C ++函数输入参数按引用还是按指针

Question

I am new to C++ and have done only MATLAB earlier.

My Q is about the input argument of the following functions, which call variables by value,reference and pointer.

void SwapbyValue (int a, int b){
// Usual swapping code
}

void SwapbyRef (int &a, int &b){
// Usual swapping code
}

void SwapbyPoint(int *a,int *b){
//Usual swapping code
} 

Since my Q isn't about how the above functions work but rather about how I call them, I've left out the code. So, I understand we call the above functions by typing SwapbyRef (i1,i2),SwapbyRef (i1,i2) and SwapbyPoint(&i1,&i2) when i1 and 12 are int.

That confuses me the life out of me. Okay, I get that the first function takes in values and makes sense. But in the second one, calling by just i1 and i2 doesn't make sense as when the function is defined, we set its input as &a and not just a but it still runs. Again in the third, we set the input argument as a pointer ie *a but we're passing an address &a (like 0x7956a69314d8) when we call it.
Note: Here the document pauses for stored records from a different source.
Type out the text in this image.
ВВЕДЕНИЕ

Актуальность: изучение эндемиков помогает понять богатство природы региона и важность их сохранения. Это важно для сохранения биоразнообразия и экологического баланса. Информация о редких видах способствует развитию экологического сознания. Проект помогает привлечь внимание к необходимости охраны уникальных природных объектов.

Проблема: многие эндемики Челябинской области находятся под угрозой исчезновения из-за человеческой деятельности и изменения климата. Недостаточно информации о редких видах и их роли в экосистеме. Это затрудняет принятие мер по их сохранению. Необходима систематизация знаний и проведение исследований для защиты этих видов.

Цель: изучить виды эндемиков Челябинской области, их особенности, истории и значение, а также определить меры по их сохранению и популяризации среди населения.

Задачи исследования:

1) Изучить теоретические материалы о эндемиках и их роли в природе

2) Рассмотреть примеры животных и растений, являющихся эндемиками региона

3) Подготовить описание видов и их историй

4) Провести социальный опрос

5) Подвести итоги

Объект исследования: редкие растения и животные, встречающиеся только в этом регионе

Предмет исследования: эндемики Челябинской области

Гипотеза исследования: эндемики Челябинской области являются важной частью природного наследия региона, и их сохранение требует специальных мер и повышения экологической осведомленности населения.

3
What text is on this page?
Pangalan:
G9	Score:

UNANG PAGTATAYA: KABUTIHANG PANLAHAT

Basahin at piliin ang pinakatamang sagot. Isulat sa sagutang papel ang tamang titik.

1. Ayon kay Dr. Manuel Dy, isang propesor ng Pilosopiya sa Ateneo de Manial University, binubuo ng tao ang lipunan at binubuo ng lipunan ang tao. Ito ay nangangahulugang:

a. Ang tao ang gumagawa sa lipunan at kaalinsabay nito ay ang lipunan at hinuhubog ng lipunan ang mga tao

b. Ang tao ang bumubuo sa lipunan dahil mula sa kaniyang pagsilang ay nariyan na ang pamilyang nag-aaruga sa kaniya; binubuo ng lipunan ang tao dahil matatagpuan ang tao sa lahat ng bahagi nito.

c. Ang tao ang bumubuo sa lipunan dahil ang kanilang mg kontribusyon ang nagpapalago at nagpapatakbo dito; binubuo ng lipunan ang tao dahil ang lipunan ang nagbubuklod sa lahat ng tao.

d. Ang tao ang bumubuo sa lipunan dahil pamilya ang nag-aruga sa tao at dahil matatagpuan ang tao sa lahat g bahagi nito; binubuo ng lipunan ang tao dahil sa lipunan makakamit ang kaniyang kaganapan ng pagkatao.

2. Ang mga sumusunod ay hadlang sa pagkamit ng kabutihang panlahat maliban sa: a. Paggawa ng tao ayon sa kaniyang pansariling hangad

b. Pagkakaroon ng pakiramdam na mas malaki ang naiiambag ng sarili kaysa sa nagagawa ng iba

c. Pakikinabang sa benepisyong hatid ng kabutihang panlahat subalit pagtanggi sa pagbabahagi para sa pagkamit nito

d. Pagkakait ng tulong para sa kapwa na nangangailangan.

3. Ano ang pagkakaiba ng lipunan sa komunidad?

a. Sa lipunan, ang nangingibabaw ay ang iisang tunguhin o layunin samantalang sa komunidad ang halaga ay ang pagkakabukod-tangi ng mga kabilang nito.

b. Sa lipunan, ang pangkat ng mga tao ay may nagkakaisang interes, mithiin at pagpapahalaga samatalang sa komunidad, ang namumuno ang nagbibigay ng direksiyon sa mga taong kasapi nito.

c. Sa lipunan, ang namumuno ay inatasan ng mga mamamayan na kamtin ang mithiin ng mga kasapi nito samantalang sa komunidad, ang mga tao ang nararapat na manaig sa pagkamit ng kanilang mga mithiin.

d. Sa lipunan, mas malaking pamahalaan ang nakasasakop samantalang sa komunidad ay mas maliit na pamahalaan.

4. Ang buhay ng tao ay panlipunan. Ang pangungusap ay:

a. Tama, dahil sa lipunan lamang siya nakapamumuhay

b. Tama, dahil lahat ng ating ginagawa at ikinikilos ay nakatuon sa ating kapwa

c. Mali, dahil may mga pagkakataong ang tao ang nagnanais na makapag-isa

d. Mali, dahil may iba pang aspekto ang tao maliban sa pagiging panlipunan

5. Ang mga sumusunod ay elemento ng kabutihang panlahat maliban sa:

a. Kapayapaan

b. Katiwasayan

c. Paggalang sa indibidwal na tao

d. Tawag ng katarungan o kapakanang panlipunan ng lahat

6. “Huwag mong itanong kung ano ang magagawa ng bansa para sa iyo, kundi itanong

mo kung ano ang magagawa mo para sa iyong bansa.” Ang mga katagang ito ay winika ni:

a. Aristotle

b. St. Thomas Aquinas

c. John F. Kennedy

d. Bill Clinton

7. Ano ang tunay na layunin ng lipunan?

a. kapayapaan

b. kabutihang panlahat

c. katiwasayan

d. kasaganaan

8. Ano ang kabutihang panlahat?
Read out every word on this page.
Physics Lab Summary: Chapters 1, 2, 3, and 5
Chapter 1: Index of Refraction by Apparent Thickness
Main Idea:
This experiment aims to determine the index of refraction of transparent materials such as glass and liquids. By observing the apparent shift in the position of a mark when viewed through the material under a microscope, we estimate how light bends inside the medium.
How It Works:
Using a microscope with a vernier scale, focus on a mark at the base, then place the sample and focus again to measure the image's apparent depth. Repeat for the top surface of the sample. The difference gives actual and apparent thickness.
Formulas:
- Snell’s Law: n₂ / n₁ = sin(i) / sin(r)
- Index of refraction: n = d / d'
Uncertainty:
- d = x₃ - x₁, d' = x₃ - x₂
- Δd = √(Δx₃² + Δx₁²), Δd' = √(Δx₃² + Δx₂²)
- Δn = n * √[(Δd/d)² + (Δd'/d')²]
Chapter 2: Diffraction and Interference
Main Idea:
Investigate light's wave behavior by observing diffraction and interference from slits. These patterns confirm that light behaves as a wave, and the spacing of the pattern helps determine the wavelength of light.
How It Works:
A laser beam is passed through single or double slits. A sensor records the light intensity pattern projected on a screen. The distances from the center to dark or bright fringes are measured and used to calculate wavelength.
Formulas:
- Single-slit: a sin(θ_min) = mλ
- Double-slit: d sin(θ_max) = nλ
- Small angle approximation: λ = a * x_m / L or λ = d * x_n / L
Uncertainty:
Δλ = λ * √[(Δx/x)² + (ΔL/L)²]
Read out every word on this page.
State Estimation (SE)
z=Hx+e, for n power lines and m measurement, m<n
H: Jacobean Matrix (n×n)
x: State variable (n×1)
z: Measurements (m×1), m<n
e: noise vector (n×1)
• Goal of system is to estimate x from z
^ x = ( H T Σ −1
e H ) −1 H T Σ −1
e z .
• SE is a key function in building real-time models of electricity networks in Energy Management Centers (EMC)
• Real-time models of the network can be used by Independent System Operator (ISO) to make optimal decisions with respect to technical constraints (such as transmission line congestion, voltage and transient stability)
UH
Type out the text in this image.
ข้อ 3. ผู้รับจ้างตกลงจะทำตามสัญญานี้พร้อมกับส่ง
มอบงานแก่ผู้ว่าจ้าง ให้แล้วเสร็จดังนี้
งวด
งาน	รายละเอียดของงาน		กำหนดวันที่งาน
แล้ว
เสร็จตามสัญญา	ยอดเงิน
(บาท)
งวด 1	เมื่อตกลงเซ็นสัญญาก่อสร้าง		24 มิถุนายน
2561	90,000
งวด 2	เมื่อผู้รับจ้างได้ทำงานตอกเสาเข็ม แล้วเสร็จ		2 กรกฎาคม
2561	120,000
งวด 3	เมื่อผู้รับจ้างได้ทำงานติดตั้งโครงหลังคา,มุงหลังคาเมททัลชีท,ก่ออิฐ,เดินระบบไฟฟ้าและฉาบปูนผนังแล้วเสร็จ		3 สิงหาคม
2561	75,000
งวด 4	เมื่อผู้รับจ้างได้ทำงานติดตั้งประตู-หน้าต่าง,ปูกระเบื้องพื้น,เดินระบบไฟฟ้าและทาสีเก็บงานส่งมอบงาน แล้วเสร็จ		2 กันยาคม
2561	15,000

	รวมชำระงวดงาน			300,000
Why does it run when we pass the wrong kind of input to the function? For example,a Matlab analogy,it looks like passing a char to a int function. Help!

Answer 1

int &a is a reference to an int, meaning, it will accept all int variables that already exist. What you cannot do is for example SwapbyRef(4, 5) using SwapbyRef (int &a, int &b) , because 4 and 5 are temporary ints that do not exist somewhere in memory as variables.

Btw, you should probably just look up what a reference in c++ is. That would help you most, I think.